Polyandry and Sex Ratio Drive

Some females mate once in their lifetime while others mate with many different males. This results in enormous differences between species in everything from their physiology and behaviour, to how their social systems are arranged and their population dynamics. Many animals are highly adapted to a system where females mate frequently. A male will generally have fewer offspring if a female he mates with remates to another male, as generally the last male to mate sires the subsequent offspring. This pressure on males to prevent female remating has caused the evolution of traits that reduce female remating such as mate guarding and the transfer of molecules in the ejaculate that suppress female receptivity. Females in turn have evolved traits that allow them to avoid control by males, and remate with males of their choosing.

However, despite decades of research and plentiful between-species variation, we know little about why females have evolved to mate as often as they do. This lack of knowledge derives from lack of an 'easy' lab species in which variation in female remating rate is present in nature. We have recently found that females of the North American fruit fly D. pseudoobscura flies mate more frequently in Northern populations that Southern, and that this is determined by genetic differences between the populations. We will observe and collect flies in nature to find out how they live, and replicate these conditions in the laboratory to work out the circumstances under which females benefit from mating with many males.

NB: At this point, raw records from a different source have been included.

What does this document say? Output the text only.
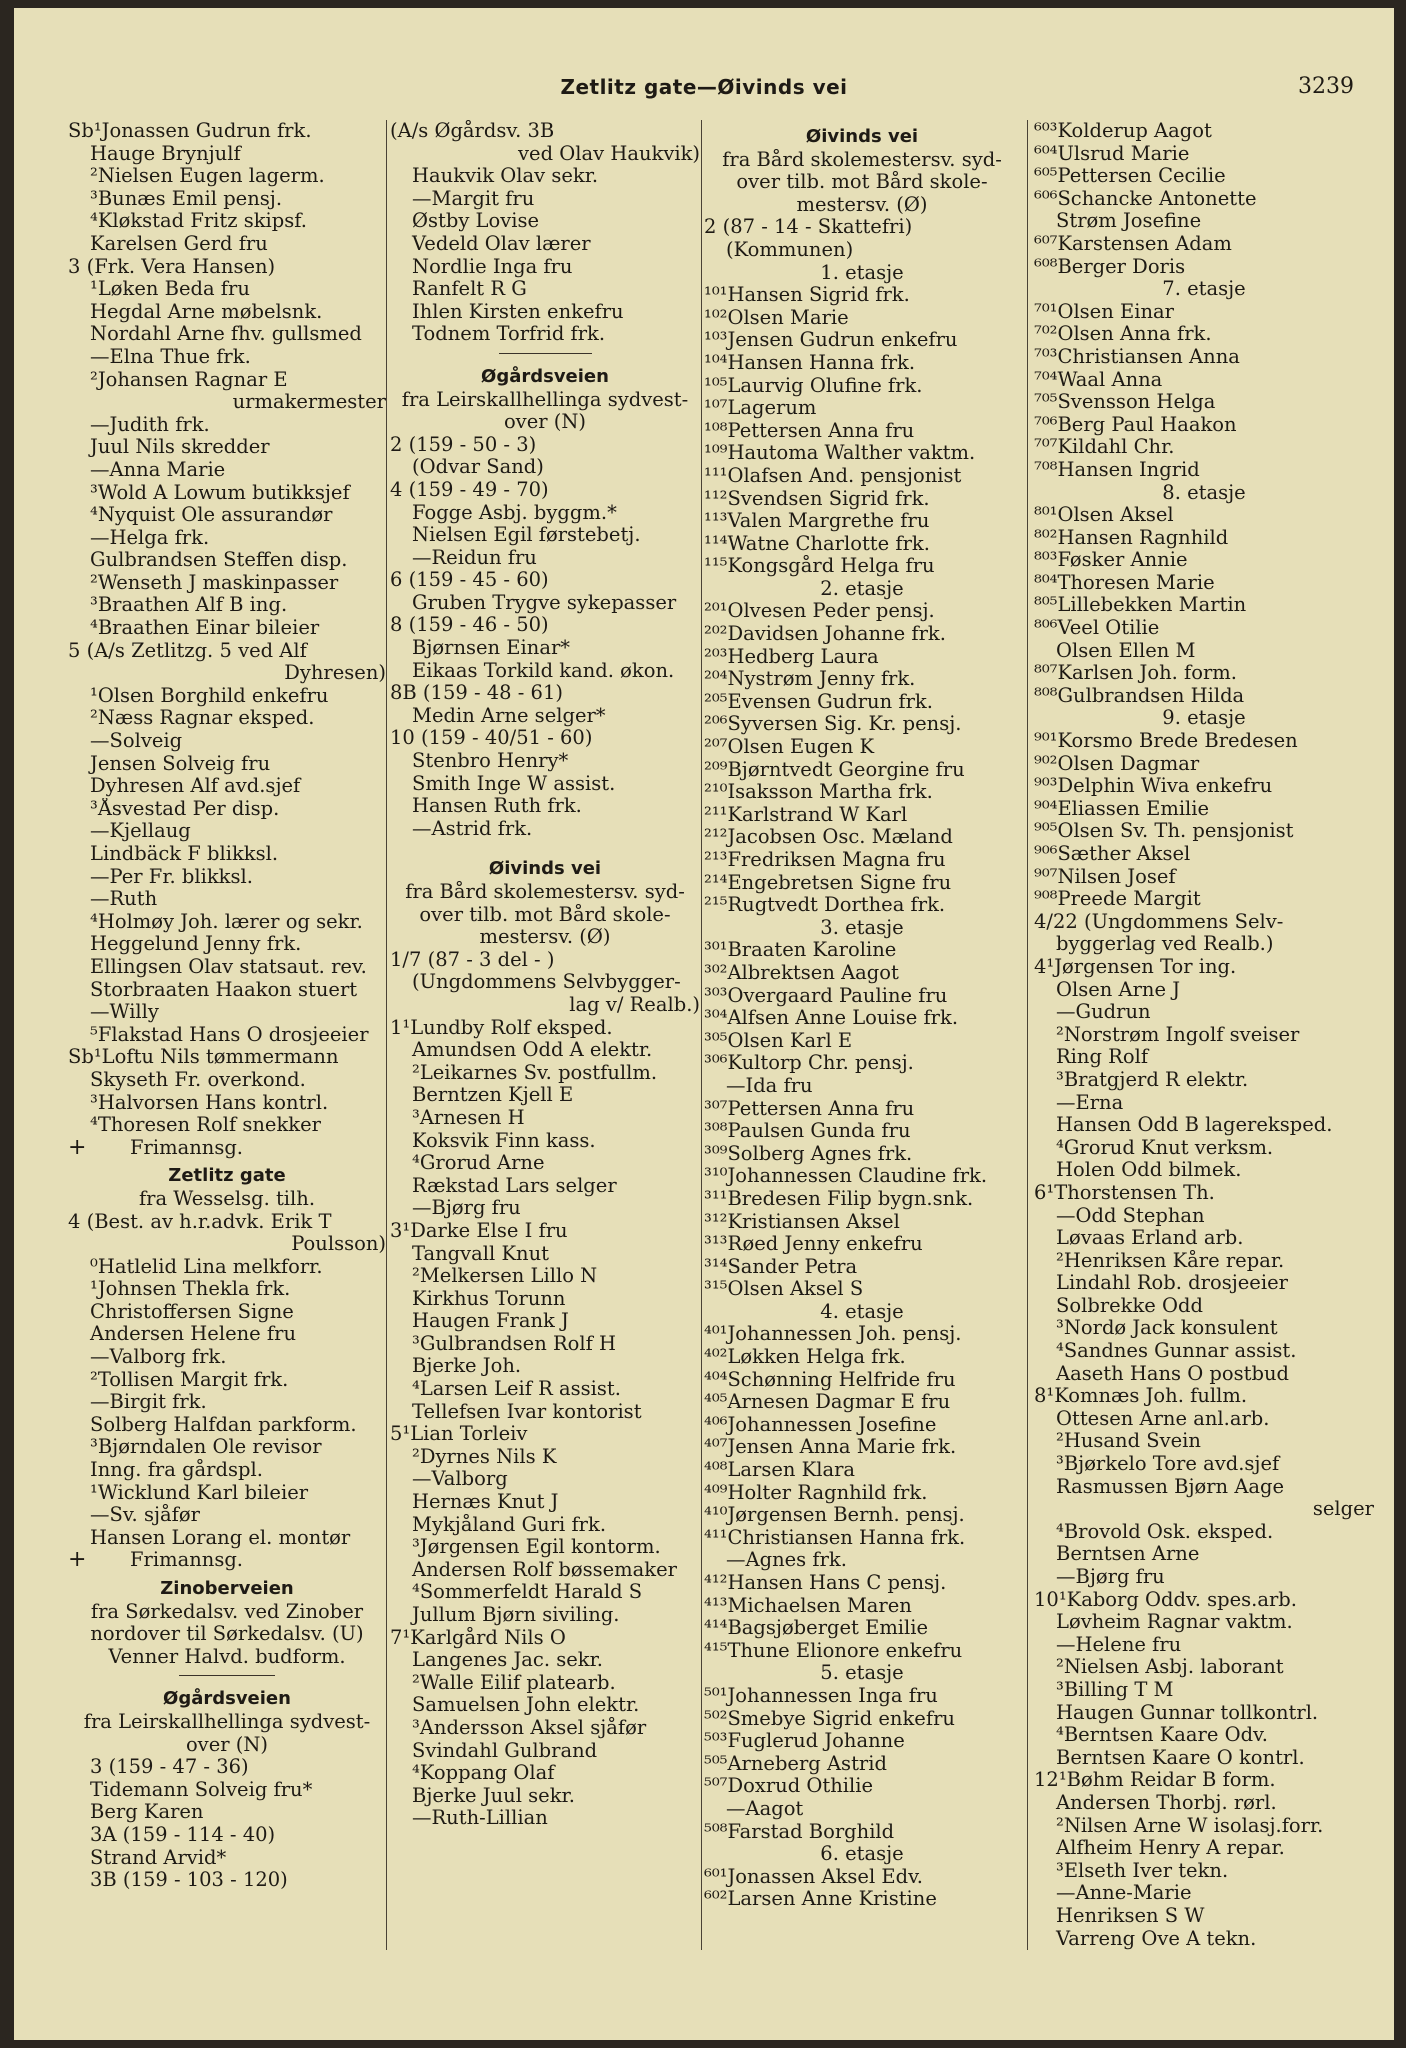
Zetlitz gate—Øivinds vei	3239
Sb¹Jonassen Gudrun frk.
Hauge Brynjulf
²Nielsen Eugen lagerm.
³Bunæs Emil pensj.
⁴Kløkstad Fritz skipsf.
Karelsen Gerd fru
3 (Frk. Vera Hansen)
¹Løken Beda fru
Hegdal Arne møbelsnk.
Nordahl Arne fhv. gullsmed
—Elna Thue frk.
²Johansen Ragnar E
urmakermester
—Judith frk.
Juul Nils skredder
—Anna Marie
³Wold A Lowum butikksjef
⁴Nyquist Ole assurandør
—Helga frk.
Gulbrandsen Steffen disp.
²Wenseth J maskinpasser
³Braathen Alf B ing.
⁴Braathen Einar bileier
5 (A/s Zetlitzg. 5 ved Alf
Dyhresen)
¹Olsen Borghild enkefru
²Næss Ragnar eksped.
—Solveig
Jensen Solveig fru
Dyhresen Alf avd.sjef
³Åsvestad Per disp.
—Kjellaug
Lindbäck F blikksl.
—Per Fr. blikksl.
—Ruth
⁴Holmøy Joh. lærer og sekr.
Heggelund Jenny frk.
Ellingsen Olav statsaut. rev.
Storbraaten Haakon stuert
—Willy
⁵Flakstad Hans O drosjeeier
Sb¹Loftu Nils tømmermann
Skyseth Fr. overkond.
³Halvorsen Hans kontrl.
⁴Thoresen Rolf snekker
+ Frimannsg.
Zetlitz gate
fra Wesselsg. tilh.
4 (Best. av h.r.advk. Erik T
Poulsson)
⁰Hatlelid Lina melkforr.
¹Johnsen Thekla frk.
Christoffersen Signe
Andersen Helene fru
—Valborg frk.
²Tollisen Margit frk.
—Birgit frk.
Solberg Halfdan parkform.
³Bjørndalen Ole revisor
Inng. fra gårdspl.
¹Wicklund Karl bileier
—Sv. sjåfør
Hansen Lorang el. montør
+ Frimannsg.
Zinoberveien
fra Sørkedalsv. ved Zinober
nordover til Sørkedalsv. (U)
Venner Halvd. budform.
Øgårdsveien
fra Leirskallhellinga sydvest-
over (N)
3 (159 - 47 - 36)
Tidemann Solveig fru*
Berg Karen
3A (159 - 114 - 40)
Strand Arvid*
3B (159 - 103 - 120)
(A/s Øgårdsv. 3B
ved Olav Haukvik)
Haukvik Olav sekr.
—Margit fru
Østby Lovise
Vedeld Olav lærer
Nordlie Inga fru
Ranfelt R G
Ihlen Kirsten enkefru
Todnem Torfrid frk.
Øgårdsveien
fra Leirskallhellinga sydvest-
over (N)
2 (159 - 50 - 3)
(Odvar Sand)
4 (159 - 49 - 70)
Fogge Asbj. byggm.*
Nielsen Egil førstebetj.
—Reidun fru
6 (159 - 45 - 60)
Gruben Trygve sykepasser
8 (159 - 46 - 50)
Bjørnsen Einar*
Eikaas Torkild kand. økon.
8B (159 - 48 - 61)
Medin Arne selger*
10 (159 - 40/51 - 60)
Stenbro Henry*
Smith Inge W assist.
Hansen Ruth frk.
—Astrid frk.
Øivinds vei
fra Bård skolemestersv. syd-
over tilb. mot Bård skole-
mestersv. (Ø)
1/7 (87 - 3 del - )
(Ungdommens Selvbygger-
lag v/ Realb.)
1¹Lundby Rolf eksped.
Amundsen Odd A elektr.
²Leikarnes Sv. postfullm.
Berntzen Kjell E
³Arnesen H
Koksvik Finn kass.
⁴Grorud Arne
Rækstad Lars selger
—Bjørg fru
3¹Darke Else I fru
Tangvall Knut
²Melkersen Lillo N
Kirkhus Torunn
Haugen Frank J
³Gulbrandsen Rolf H
Bjerke Joh.
⁴Larsen Leif R assist.
Tellefsen Ivar kontorist
5¹Lian Torleiv
²Dyrnes Nils K
—Valborg
Hernæs Knut J
Mykjåland Guri frk.
³Jørgensen Egil kontorm.
Andersen Rolf bøssemaker
⁴Sommerfeldt Harald S
Jullum Bjørn siviling.
7¹Karlgård Nils O
Langenes Jac. sekr.
²Walle Eilif platearb.
Samuelsen John elektr.
³Andersson Aksel sjåfør
Svindahl Gulbrand
⁴Koppang Olaf
Bjerke Juul sekr.
—Ruth-Lillian
Øivinds vei
fra Bård skolemestersv. syd-
over tilb. mot Bård skole-
mestersv. (Ø)
2 (87 - 14 - Skattefri)
(Kommunen)
1. etasje
¹⁰¹Hansen Sigrid frk.
¹⁰²Olsen Marie
¹⁰³Jensen Gudrun enkefru
¹⁰⁴Hansen Hanna frk.
¹⁰⁵Laurvig Olufine frk.
¹⁰⁷Lagerum
¹⁰⁸Pettersen Anna fru
¹⁰⁹Hautoma Walther vaktm.
¹¹¹Olafsen And. pensjonist
¹¹²Svendsen Sigrid frk.
¹¹³Valen Margrethe fru
¹¹⁴Watne Charlotte frk.
¹¹⁵Kongsgård Helga fru
2. etasje
²⁰¹Olvesen Peder pensj.
²⁰²Davidsen Johanne frk.
²⁰³Hedberg Laura
²⁰⁴Nystrøm Jenny frk.
²⁰⁵Evensen Gudrun frk.
²⁰⁶Syversen Sig. Kr. pensj.
²⁰⁷Olsen Eugen K
²⁰⁹Bjørntvedt Georgine fru
²¹⁰Isaksson Martha frk.
²¹¹Karlstrand W Karl
²¹²Jacobsen Osc. Mæland
²¹³Fredriksen Magna fru
²¹⁴Engebretsen Signe fru
²¹⁵Rugtvedt Dorthea frk.
3. etasje
³⁰¹Braaten Karoline
³⁰²Albrektsen Aagot
³⁰³Overgaard Pauline fru
³⁰⁴Alfsen Anne Louise frk.
³⁰⁵Olsen Karl E
³⁰⁶Kultorp Chr. pensj.
—Ida fru
³⁰⁷Pettersen Anna fru
³⁰⁸Paulsen Gunda fru
³⁰⁹Solberg Agnes frk.
³¹⁰Johannessen Claudine frk.
³¹¹Bredesen Filip bygn.snk.
³¹²Kristiansen Aksel
³¹³Røed Jenny enkefru
³¹⁴Sander Petra
³¹⁵Olsen Aksel S
4. etasje
⁴⁰¹Johannessen Joh. pensj.
⁴⁰²Løkken Helga frk.
⁴⁰⁴Schønning Helfride fru
⁴⁰⁵Arnesen Dagmar E fru
⁴⁰⁶Johannessen Josefine
⁴⁰⁷Jensen Anna Marie frk.
⁴⁰⁸Larsen Klara
⁴⁰⁹Holter Ragnhild frk.
⁴¹⁰Jørgensen Bernh. pensj.
⁴¹¹Christiansen Hanna frk.
—Agnes frk.
⁴¹²Hansen Hans C pensj.
⁴¹³Michaelsen Maren
⁴¹⁴Bagsjøberget Emilie
⁴¹⁵Thune Elionore enkefru
5. etasje
⁵⁰¹Johannessen Inga fru
⁵⁰²Smebye Sigrid enkefru
⁵⁰³Fuglerud Johanne
⁵⁰⁵Arneberg Astrid
⁵⁰⁷Doxrud Othilie
—Aagot
⁵⁰⁸Farstad Borghild
6. etasje
⁶⁰¹Jonassen Aksel Edv.
⁶⁰²Larsen Anne Kristine
⁶⁰³Kolderup Aagot
⁶⁰⁴Ulsrud Marie
⁶⁰⁵Pettersen Cecilie
⁶⁰⁶Schancke Antonette
Strøm Josefine
⁶⁰⁷Karstensen Adam
⁶⁰⁸Berger Doris
7. etasje
⁷⁰¹Olsen Einar
⁷⁰²Olsen Anna frk.
⁷⁰³Christiansen Anna
⁷⁰⁴Waal Anna
⁷⁰⁵Svensson Helga
⁷⁰⁶Berg Paul Haakon
⁷⁰⁷Kildahl Chr.
⁷⁰⁸Hansen Ingrid
8. etasje
⁸⁰¹Olsen Aksel
⁸⁰²Hansen Ragnhild
⁸⁰³Føsker Annie
⁸⁰⁴Thoresen Marie
⁸⁰⁵Lillebekken Martin
⁸⁰⁶Veel Otilie
Olsen Ellen M
⁸⁰⁷Karlsen Joh. form.
⁸⁰⁸Gulbrandsen Hilda
9. etasje
⁹⁰¹Korsmo Brede Bredesen
⁹⁰²Olsen Dagmar
⁹⁰³Delphin Wiva enkefru
⁹⁰⁴Eliassen Emilie
⁹⁰⁵Olsen Sv. Th. pensjonist
⁹⁰⁶Sæther Aksel
⁹⁰⁷Nilsen Josef
⁹⁰⁸Preede Margit
4/22 (Ungdommens Selv-
byggerlag ved Realb.)
4¹Jørgensen Tor ing.
Olsen Arne J
—Gudrun
²Norstrøm Ingolf sveiser
Ring Rolf
³Bratgjerd R elektr.
—Erna
Hansen Odd B lagereksped.
⁴Grorud Knut verksm.
Holen Odd bilmek.
6¹Thorstensen Th.
—Odd Stephan
Løvaas Erland arb.
²Henriksen Kåre repar.
Lindahl Rob. drosjeeier
Solbrekke Odd
³Nordø Jack konsulent
⁴Sandnes Gunnar assist.
Aaseth Hans O postbud
8¹Komnæs Joh. fullm.
Ottesen Arne anl.arb.
²Husand Svein
³Bjørkelo Tore avd.sjef
Rasmussen Bjørn Aage
selger
⁴Brovold Osk. eksped.
Berntsen Arne
—Bjørg fru
10¹Kaborg Oddv. spes.arb.
Løvheim Ragnar vaktm.
—Helene fru
²Nielsen Asbj. laborant
³Billing T M
Haugen Gunnar tollkontrl.
⁴Berntsen Kaare Odv.
Berntsen Kaare O kontrl.
12¹Bøhm Reidar B form.
Andersen Thorbj. rørl.
²Nilsen Arne W isolasj.forr.
Alfheim Henry A repar.
³Elseth Iver tekn.
—Anne-Marie
Henriksen S W
Varreng Ove A tekn.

This species is also a 'genetic model, and gives us an opportunity to find the genes underlying female remating, which would be a big step towards understanding this variation. We can crossbreed flies from Montana (Northern USA, high remating) and Arizona (Southern USA, low remating) over several generations. This will result in lines of flies that contain a random mix of Northern and Southern genes. We can then test these flies for willingness to remate. Some will be willing to remate despite inheriting only a few genes from the Northern (willing to remate) population, indicating genes for high willingness to remate must be found in that section of the genome. By looking at tiny differences in the genome of flies from the two populations at regular intervals along each chromosome, we will be able to determine how many areas of the genome are important for remating. We will compare this to genes examined in closely related fly species suggested to be important in controlling female remating.

Our previous work has shown that female remating rate is very important for controlling the frequency of selfish genes that distort sex ratios. In Southern populations, the selfish X-chromosome SR is common. Normal X-chromosomes are passed on to half a male's offspring, while the other half inherits his Y chromosome. But when males carry the SR chromosome all their Y bearing sperm die during production and all their offspring inherit the SR X chromosome. This allows the SR chromosome to spread as it is passed on to more offspring that the normal X chromosome and can cause populations to consist mainly of females, and if SR spread to a high enough frequency can wipe out entire populations due to not producing any males. However, female remating reduces the transmission of the driving chromosome. We will create mathematical models to work out whether the fitness benefits we find for polyandry in different environments are sufficient to control the abundance of SR, and hence population sex ratio. We will work out whether SR is ever likely to escape this regulation by females, and spread to such high levels that it causes populations to go extinct.

Who will benefit from this research?

Polyandry and mating rate is a key aspect of sterile male technique; thus the genetic basis of mating rate variation will be of direct interest to practitioners in this area.

At a societal level, interest in science develops from scientific findings which readily engage the public. This itself is core in allowing the natural environment to be valued both locally and globally.

The project will also provide training in state of the art techniques to two junior scientists, which are transferable and vital for UK competence.

How will they benefit from this research?

Sterile male technique has been successfully used in the control of a number of insects of economic importance. One of the constraints of this technique is it requires the females of the target species to remate rarely. It is currently applicable only to species where female naturally mate once. When female mating behaviour is properly understood, this may allow the technique to be used more widely. This would then allow pesticide free control of target species. The UK plays a leading role in SIT development. This is a long term goal.

Quality of life, health and creative output:

a) As a study of variation in mating rate, this study has a very high capacity for public engagement and thus improving public comprehension of science and the natural environment. This should be achieved during the project.

b) The research and professional skills of two scientist will be developed during this project, including 'high end' genomic and post-technology skill sets that apply across employment sectors. These skills being rare, they greatly add to UK competence and competitiveness. This should follow directly from the project.